Per il manager salernitano si tratta a tutti gli effetti di un clamoroso ritorno a casa, l’inizio di un “terzo capitolo” che profuma di definitiva consacrazione. La storia d’amore tra Maresca e i Citizens affonda infatti le radici nel 2020, anno in cui fu nominato alla guida della formazione Under 23. In quella stagione non solo conquistò il titolo di categoria, ma plasmò e lanciò talenti del calibro di Cole Palmer, Romeo Lavia, Liam Delap e Adrian Bernabé.

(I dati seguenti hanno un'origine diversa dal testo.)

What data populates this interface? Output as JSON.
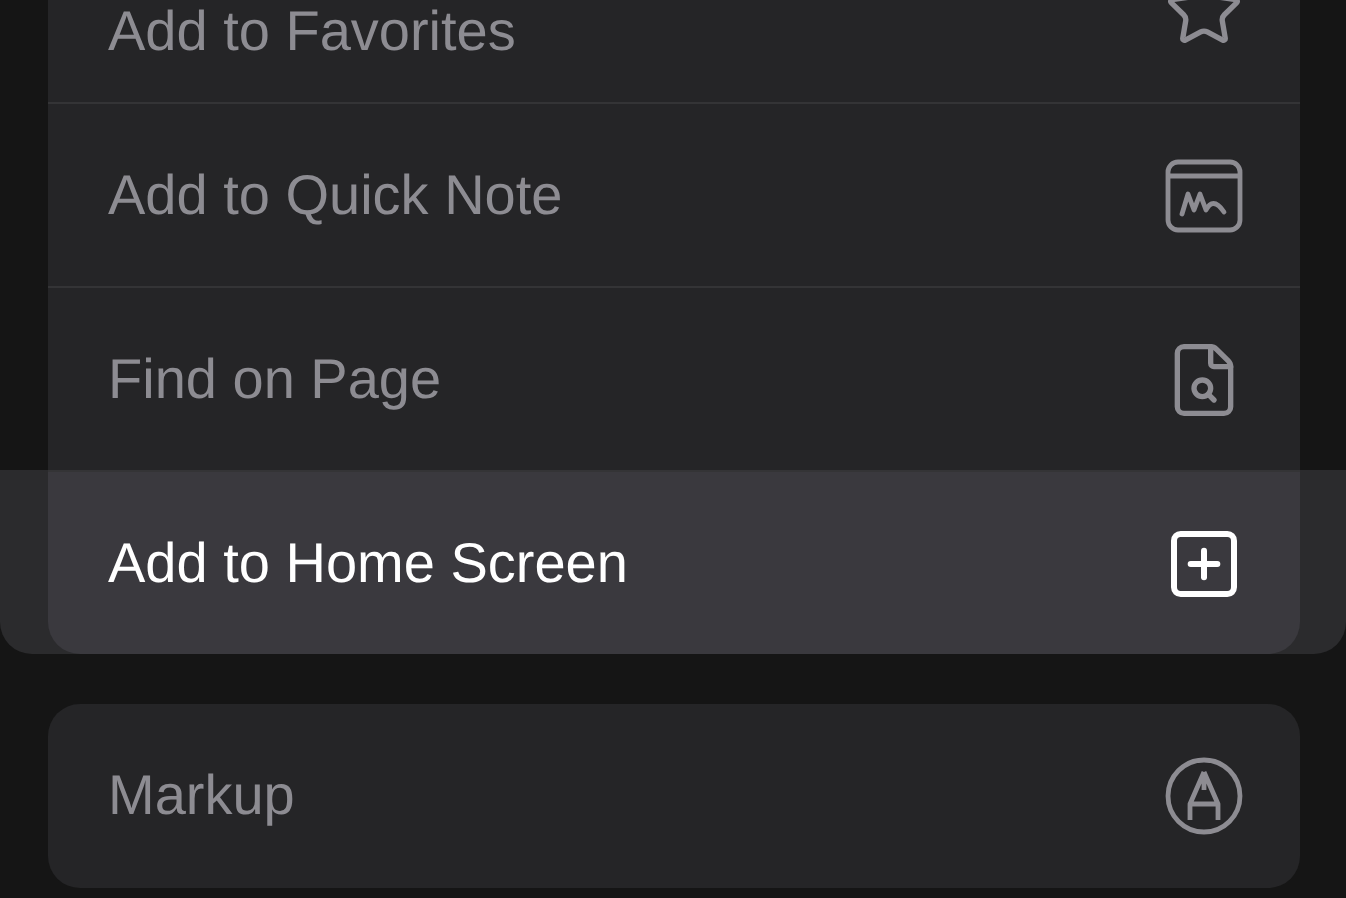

Dopo una breve e sfortunata parentesi al Parma, Maresca scelse di tornare a Manchester nel 2022/23, questa volta come vice e collaboratore tattico di Pep Guardiola, recitando un ruolo chiave nella storica cavalcata verso il Treble. Fu proprio lo stratega catalano, prima di salutare l’Etihad, a indicare caldamente alla dirigenza il profilo del suo allievo prediletto come perfetto successore (un modus operandi simile a quello visto al Bayern Monaco con Vincent Kompany).

Oggi, per Enzo Maresca, le porte del centro sportivo di Manchester si riaprono con una veste totalmente nuova: non più apprendista, non più assistente, ma leader indiscusso chiamato a guidare la squadra più dominante dell’era moderna.